Assisted living growth continues to be concentrated in specific markets, with almost three-fourths of new construction in 10 metro markets, according to new findings released Thursday at the National Investment Center for Seniors Housing & Care Industry annual conference in Chicago.
While there was concern last year about the rapid growth in assisted living, the most recent data indicates that “things have leveled off,” said Chuck Harry, NIC managing director and director of research and analytics.
“It’s a little more tempered,” he said. But growth remains concentrated, with 70% of assisted living construction in 10 top markets, and 22% of new construction in the New York and Houston regions alone. Houston’s assisted living construction, for example, was nearly 17% of available inventory in the first quarter of 2013, and there were eight new communities scheduled to open last year, noted Cambridge Realty Capital.
In total, the industry is worth around $330 billion, Harry said at the conference. The sector has “proven its resiliency,” he added.

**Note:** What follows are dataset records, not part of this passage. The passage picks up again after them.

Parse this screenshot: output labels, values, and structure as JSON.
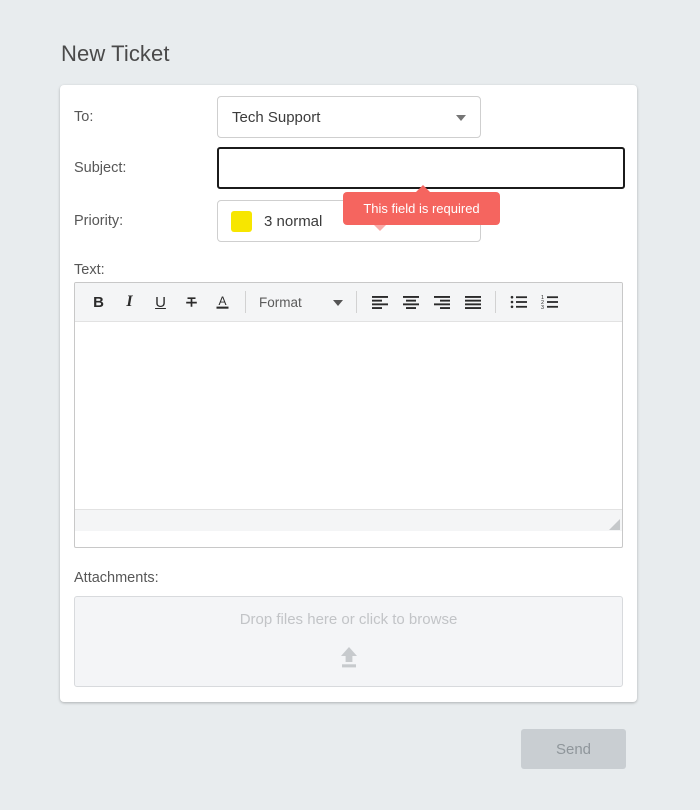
{
  "page": {
    "title": "New Ticket",
    "background_color": "#e8ecee"
  },
  "form": {
    "to": {
      "label": "To:",
      "value": "Tech Support",
      "caret_icon": "chevron-down-icon"
    },
    "subject": {
      "label": "Subject:",
      "value": "",
      "placeholder": "",
      "state": "invalid-focused",
      "border_color": "#1b1b1b"
    },
    "priority": {
      "label": "Priority:",
      "value": "3 normal",
      "swatch_color": "#f7e600",
      "caret_icon": "chevron-down-icon"
    },
    "text": {
      "label": "Text:",
      "value": "",
      "toolbar": {
        "bold_label": "B",
        "italic_label": "I",
        "underline_label": "U",
        "strikethrough_icon": "strikethrough-icon",
        "text_color_icon": "text-color-icon",
        "format_label": "Format",
        "align_left_icon": "align-left-icon",
        "align_center_icon": "align-center-icon",
        "align_right_icon": "align-right-icon",
        "align_justify_icon": "align-justify-icon",
        "bullet_list_icon": "bullet-list-icon",
        "numbered_list_icon": "numbered-list-icon"
      },
      "resize_handle_icon": "resize-grip-icon"
    },
    "attachments": {
      "label": "Attachments:",
      "dropzone_text": "Drop files here or click to browse",
      "upload_icon": "upload-icon"
    }
  },
  "validation": {
    "message": "This field is required",
    "color": "#f5655f",
    "target_field": "subject"
  },
  "actions": {
    "send_label": "Send",
    "send_disabled": true
  }
}
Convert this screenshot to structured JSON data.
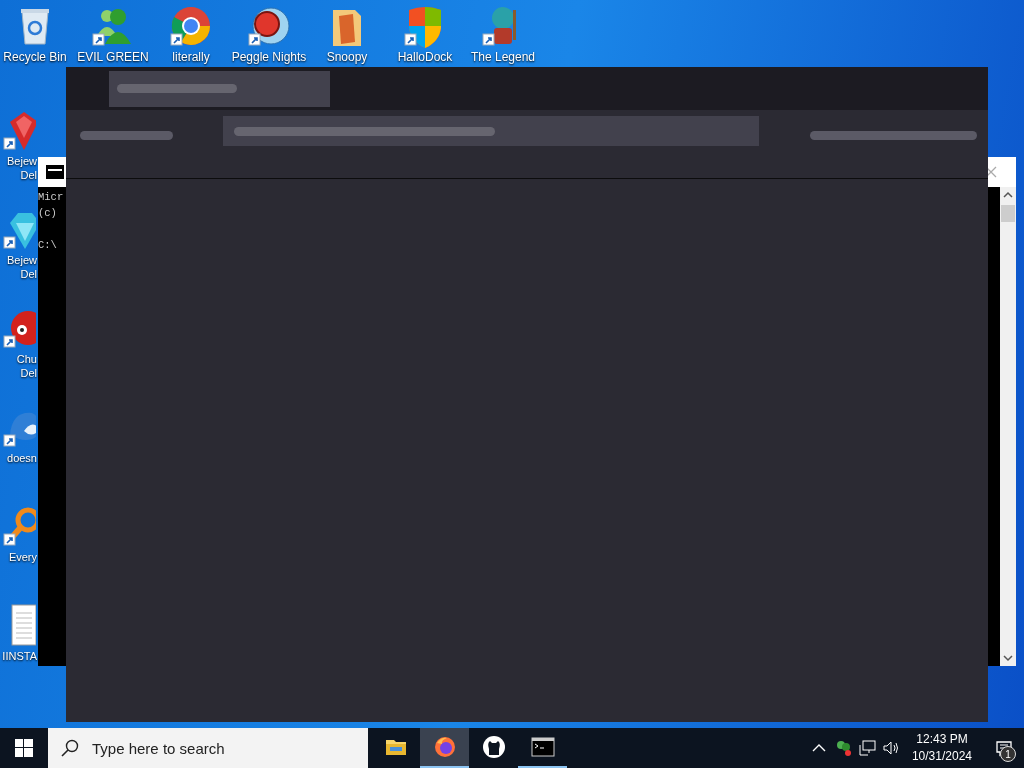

Memory care continues to be a popular investment, explained NIC President Robert Kramer, with a focus in three areas: Continuing care retirement communities are renovating existing campuses; independent living/assisted living are adding units; and freestanding memory care facilities are being built.
While noting the potential for interest rates to rise, NIC Chief Economist Beth Mace, also discussed the impact of labor availability, or lack thereof, in mitigating growth in certain regions. She related visiting a rural part of northern Minnesota, where operators noted a lack of a labor pool. In comparison, Texas has seen strong economic growth and has a wider availability of labor.
Investors looking at senior housing also should realize that in the top 31 assisted living markets, high penetration does not necessarily correlate to low occupancy. That’s from Senior Housing Analytics Principal Larry Rouvelas, who led a session titled “Market Feasability Analysis and Sizing Up a Market.”
“There are plenty of markets that have high penetration and high occupancy,” he said. A big part of that is tradition in the community related to going into long-term care. In Southeast Pennsylvania, for example, Quaker communities for generations have accepted that reaching a certain age meant transition into senior housing.
“Comparatively, Las Vegas has low occupancy, and Las Vegas doesn’t have a tradition of much of anything,” he joked.
In skilled nursing, the news remains dim. Gaurie Rodman, director of development services at Direct Supply Aptura, noted that skilled nursing beds are continuing to decline as residents’ acuity levels rise.
“There are two nursing homes closing a week,” she said. “Skilled nursing facilities will be built differently and with more flexibility.”
In other NIC-related news, the typical new resident in assisted living is today an 84-year-old woman who is widowed and needs assistance with two Activities of Daily Living, according to the third edition of the NIC Investment Guide, which was released in connection with the conference.The guide is available for purchase in print and ebook versions.